One word came up a few times, clumsily thrown around by Giles Fraser (clumsily is obviously my opinion, and I will try to illustrate why I felt this way). It was a big word. That word was antisemitism.
All words are more than words, but some words are more than others. Some words carry the weight of history on their backs, the pain of millions. Genocide. Racism. Antisemitism. Islamophobia. Fundamentalist. Nigger. These words are huge, heavy, burdensome. They paint powerful pictures and evoke deep emotional responses. When we use these words, we are not just making a factual statement, we are also conjuring up vivid images of suffering.
Let’s get back to the Moral Maze and Mr Fraser. My understanding of his core argument on the podcast was: Circumcision is a fundamental facet of the Jewish faith, therefore if you believe that circumcision is wrong then you are an antisemite.
This is a powerful accusation to make.
It might be technically correct (assuming that Mr Fraser’s assertion is taken for granted). If circumcision really is a cornerstone of the Jewish faith and you are against it then you are effectively saying that Judaism is wrong. However, given the history of the word, given the history of persecution of Jews throughout history, it was not the right word for Mr Fraser to use in my humble opinion. It was not the right word because it shut down any reasoned discussion and it turned a fact-based conversation into a highly emotive one.

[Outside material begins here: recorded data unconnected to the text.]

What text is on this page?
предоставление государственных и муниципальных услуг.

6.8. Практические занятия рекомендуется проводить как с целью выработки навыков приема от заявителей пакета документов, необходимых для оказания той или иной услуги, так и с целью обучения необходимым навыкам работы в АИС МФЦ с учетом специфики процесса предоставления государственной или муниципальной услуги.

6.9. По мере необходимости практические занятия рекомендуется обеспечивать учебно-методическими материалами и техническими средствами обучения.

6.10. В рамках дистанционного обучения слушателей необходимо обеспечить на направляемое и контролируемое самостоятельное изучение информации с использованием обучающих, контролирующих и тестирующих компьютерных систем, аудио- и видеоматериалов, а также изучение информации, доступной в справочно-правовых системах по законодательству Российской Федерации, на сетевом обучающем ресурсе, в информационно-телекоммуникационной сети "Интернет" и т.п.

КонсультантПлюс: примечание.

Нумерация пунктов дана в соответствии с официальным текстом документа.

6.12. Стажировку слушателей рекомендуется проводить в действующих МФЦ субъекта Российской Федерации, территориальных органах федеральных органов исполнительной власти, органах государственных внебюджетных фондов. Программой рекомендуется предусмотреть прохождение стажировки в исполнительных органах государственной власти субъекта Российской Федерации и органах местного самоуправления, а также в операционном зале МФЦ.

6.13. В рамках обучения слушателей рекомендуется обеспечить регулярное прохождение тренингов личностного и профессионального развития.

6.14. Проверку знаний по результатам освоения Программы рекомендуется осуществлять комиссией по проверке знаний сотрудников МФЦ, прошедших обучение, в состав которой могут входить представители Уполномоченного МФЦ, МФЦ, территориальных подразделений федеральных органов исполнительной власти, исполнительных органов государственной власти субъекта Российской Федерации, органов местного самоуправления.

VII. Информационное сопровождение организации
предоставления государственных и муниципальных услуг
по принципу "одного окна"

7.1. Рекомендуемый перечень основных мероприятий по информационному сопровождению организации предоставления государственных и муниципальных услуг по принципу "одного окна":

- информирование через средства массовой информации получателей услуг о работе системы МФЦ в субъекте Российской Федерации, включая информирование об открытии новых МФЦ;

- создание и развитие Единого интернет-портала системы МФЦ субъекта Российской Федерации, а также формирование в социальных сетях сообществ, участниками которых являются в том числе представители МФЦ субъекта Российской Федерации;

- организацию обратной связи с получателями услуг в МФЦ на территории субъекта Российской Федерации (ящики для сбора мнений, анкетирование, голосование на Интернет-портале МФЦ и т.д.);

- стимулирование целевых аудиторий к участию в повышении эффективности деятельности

I think I found it frustrating because it took the show in a direction that the world seems to be going in, where we have little ability to have frank and reasonable discussions with people who believe things different from us. We have little ability to hear things that we might disagree with and that might be a question of the very foundation of who we are. We end up in shouting matches and name-calling instead.
All words are more than words, but some words are more than others. Some words carry the weight of history on their backs. Let me be careful in how I use and how I hear these words from here on in.
* This is a joke.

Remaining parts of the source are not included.